Measuring Correlation In SQL

Phil Factor shows how to calculate Kendall’s Tau and Spearman’s Rho in SQL:

Kendall’s Tau rank correlation is a handy way of determining how correlated two variables are, and whether this is more than chance. If you just want a measure of the correlation then you don’t have to assume very much about the distribution of the variables. Kendall’s Tau is popular with calculating correlations with non-parametric data. Spearman’s Rho is possibly more popular for the purpose, but Kendall’s tau has a distribution with better statistical properties (the sample estimate is close to a population variance) so confidence levels are more reliable, but in general, Kendall’s tau and Spearman’s rank correlation coefficient are very similar.

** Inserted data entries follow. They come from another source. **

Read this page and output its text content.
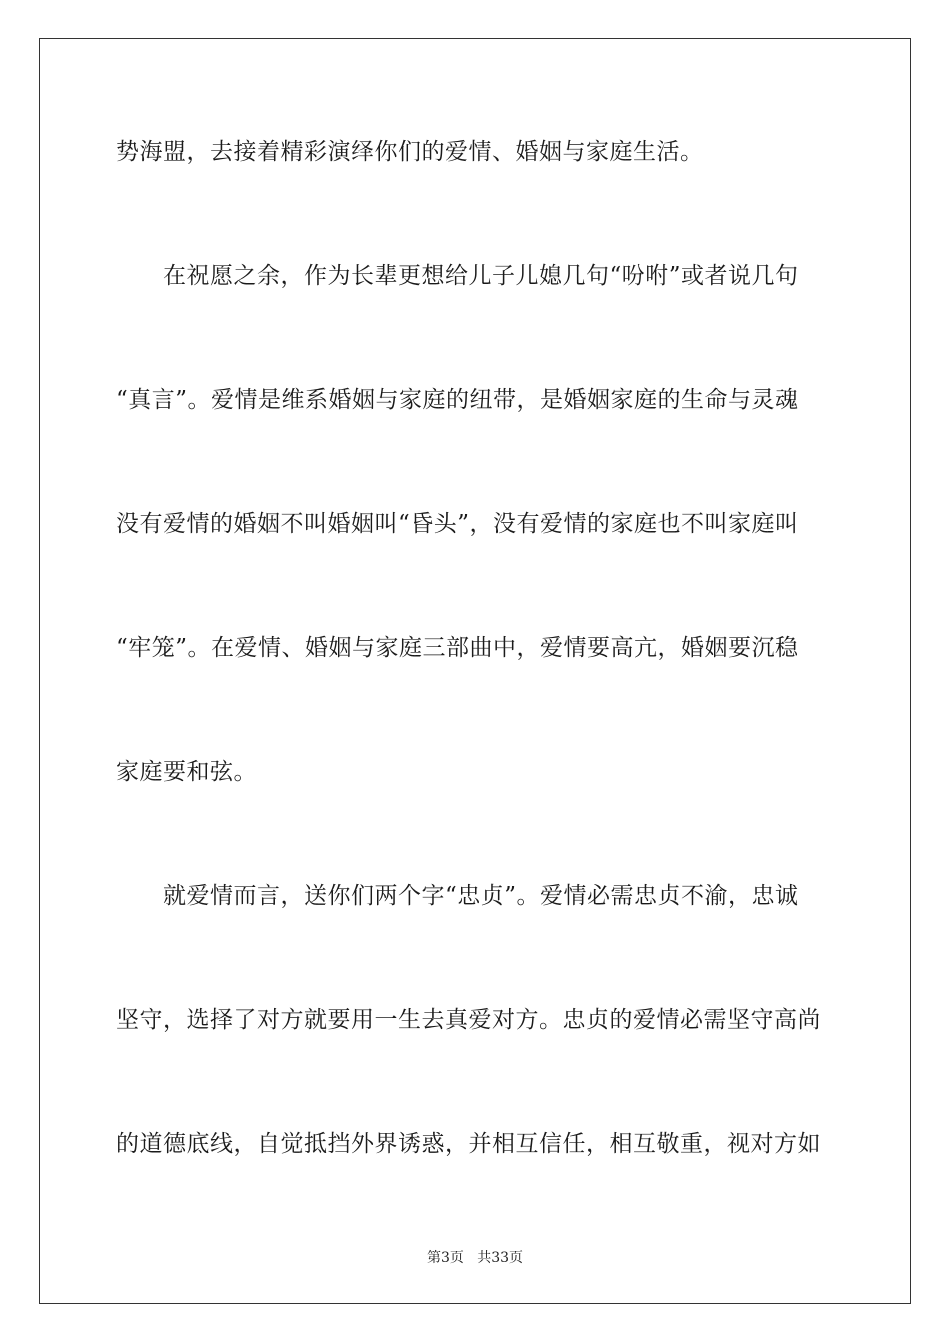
势海盟，去接着精彩演绎你们的爱情、婚姻与家庭生活。
在祝愿之余，作为长辈更想给儿子儿媳几句“吩咐”或者说几句
“真言”。爱情是维系婚姻与家庭的纽带，是婚姻家庭的生命与灵魂
没有爱情的婚姻不叫婚姻叫“昏头”，没有爱情的家庭也不叫家庭叫
“牢笼”。在爱情、婚姻与家庭三部曲中，爱情要高亢，婚姻要沉稳
家庭要和弦。
就爱情而言，送你们两个字“忠贞”。爱情必需忠贞不渝，忠诚
坚守，选择了对方就要用一生去真爱对方。忠贞的爱情必需坚守高尚
的道德底线，自觉抵挡外界诱惑，并相互信任，相互敬重，视对方如
第3页   共33页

The obvious difference between them is that, for the standard method of calculation,  Spearman’s Rank correlation required ranked data as input, whereas the algorithm to calculate Kendall’s Tau does this for you.  Kendall’s Tau consumes any non-parametric data with equal relish.

Kendall’s Tau is easy to calculate on paper, and makes intuitive sense. It deals with the probabilities of observing the agreeable (concordant) and non-agreeable (discordant) pairs of rankings. All observations are paired with each of the others, A concordant pair is one whose members of one observation are both larger than their respective members of the other paired observation, whereas discordant pairs have numbers that differ in opposite directions. Kendall’s Tau-b takes tied rankings into account.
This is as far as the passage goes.